De tempos a tempos, quando alguma pessoa se revela trans, surgem as habituais notícias ao seu coming out. Habitual também é usarem o “nome morto” (ou deadname) e assim desvirtuarem, quase sempre em tom sensacionalista, a coragem e a identidade da própria pessoa. Ainda esta semana aconteceu, anos e anos de campanhas, conversas e formações e voltou tudo a repetir-se com Elliot Page. Ainda há poucas semanas aconteceu igual com Maria João Vaz, que teve inclusive direito a reação por parte da Presidente da ILGA Portugal, Ana Aresta. E, confesso, porque foi isso que me fez escrever este texto, mais custa que, além do erro continuado dos órgãos de comunicação social portugueses, também sites especializados na temática LGBTI em Portugal caiam no mesmo erro.

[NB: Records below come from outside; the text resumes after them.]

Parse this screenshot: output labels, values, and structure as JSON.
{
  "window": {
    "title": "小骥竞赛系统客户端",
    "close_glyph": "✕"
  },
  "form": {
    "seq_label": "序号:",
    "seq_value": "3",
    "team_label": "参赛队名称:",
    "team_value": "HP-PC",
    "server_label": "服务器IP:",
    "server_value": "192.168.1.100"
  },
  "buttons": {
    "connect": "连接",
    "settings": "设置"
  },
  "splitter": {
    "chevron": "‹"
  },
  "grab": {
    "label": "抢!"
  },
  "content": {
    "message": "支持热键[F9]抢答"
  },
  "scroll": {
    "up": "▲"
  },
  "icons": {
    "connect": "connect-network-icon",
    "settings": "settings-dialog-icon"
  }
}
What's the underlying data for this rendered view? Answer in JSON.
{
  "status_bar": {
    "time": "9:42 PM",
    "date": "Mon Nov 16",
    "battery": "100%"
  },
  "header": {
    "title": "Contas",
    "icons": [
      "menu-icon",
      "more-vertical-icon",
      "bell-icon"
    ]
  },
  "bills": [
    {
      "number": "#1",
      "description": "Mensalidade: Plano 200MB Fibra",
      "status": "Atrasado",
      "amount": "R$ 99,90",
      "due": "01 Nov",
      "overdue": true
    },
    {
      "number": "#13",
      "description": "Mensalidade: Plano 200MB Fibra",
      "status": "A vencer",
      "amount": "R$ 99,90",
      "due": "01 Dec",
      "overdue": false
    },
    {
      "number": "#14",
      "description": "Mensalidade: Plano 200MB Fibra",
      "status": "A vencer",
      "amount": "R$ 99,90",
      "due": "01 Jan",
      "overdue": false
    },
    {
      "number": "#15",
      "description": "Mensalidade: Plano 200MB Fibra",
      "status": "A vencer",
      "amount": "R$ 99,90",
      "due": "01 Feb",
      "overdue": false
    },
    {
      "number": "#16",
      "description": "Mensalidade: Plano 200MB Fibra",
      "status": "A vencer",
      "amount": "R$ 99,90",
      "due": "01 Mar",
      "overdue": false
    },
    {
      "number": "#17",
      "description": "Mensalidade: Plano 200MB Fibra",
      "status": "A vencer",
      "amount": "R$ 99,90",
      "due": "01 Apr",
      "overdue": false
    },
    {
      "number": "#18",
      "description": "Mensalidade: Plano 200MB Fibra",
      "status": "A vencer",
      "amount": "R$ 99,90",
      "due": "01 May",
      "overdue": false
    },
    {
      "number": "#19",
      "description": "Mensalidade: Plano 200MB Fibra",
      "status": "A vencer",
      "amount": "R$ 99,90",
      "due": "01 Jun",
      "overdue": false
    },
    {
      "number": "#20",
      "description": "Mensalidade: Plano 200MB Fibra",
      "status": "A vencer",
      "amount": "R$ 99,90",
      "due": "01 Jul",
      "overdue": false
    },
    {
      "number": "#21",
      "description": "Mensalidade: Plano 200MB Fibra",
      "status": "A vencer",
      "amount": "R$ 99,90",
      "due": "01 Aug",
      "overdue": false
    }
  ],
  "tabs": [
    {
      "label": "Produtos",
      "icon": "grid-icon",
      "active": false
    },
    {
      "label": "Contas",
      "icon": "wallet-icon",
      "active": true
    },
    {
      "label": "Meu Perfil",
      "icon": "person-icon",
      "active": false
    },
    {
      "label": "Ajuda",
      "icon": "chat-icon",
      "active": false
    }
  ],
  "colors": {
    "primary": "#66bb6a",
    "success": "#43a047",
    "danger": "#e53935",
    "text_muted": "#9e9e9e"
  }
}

Dado que o uso do “nome morto” e de incongruências de género nas notícias sobre pessoas trans se revela ainda tão universal nos orgãos de comunicação social, comecemos pelo que é mais simples: o que é o “nome morto”?
Compreender a importância do nome escolhido
Para muitas pessoas trans, a mudança de nome é um passo positivo no processo de transição. Esta mudança de nome pode ajudar uma pessoa trans e pessoas que com ela lidam a verem-na como o sendo do género com que se identifica. Além disso, pode igualmente aliviar algum desconforto associado ao nome antigo de uma pessoa. O nome próprio é fulcral na afirmação da identidade de qualquer pessoa e, em especial para as pessoas trans que decidem alterar o seu, possui um peso ainda mais importante no que a pessoa se sente e é.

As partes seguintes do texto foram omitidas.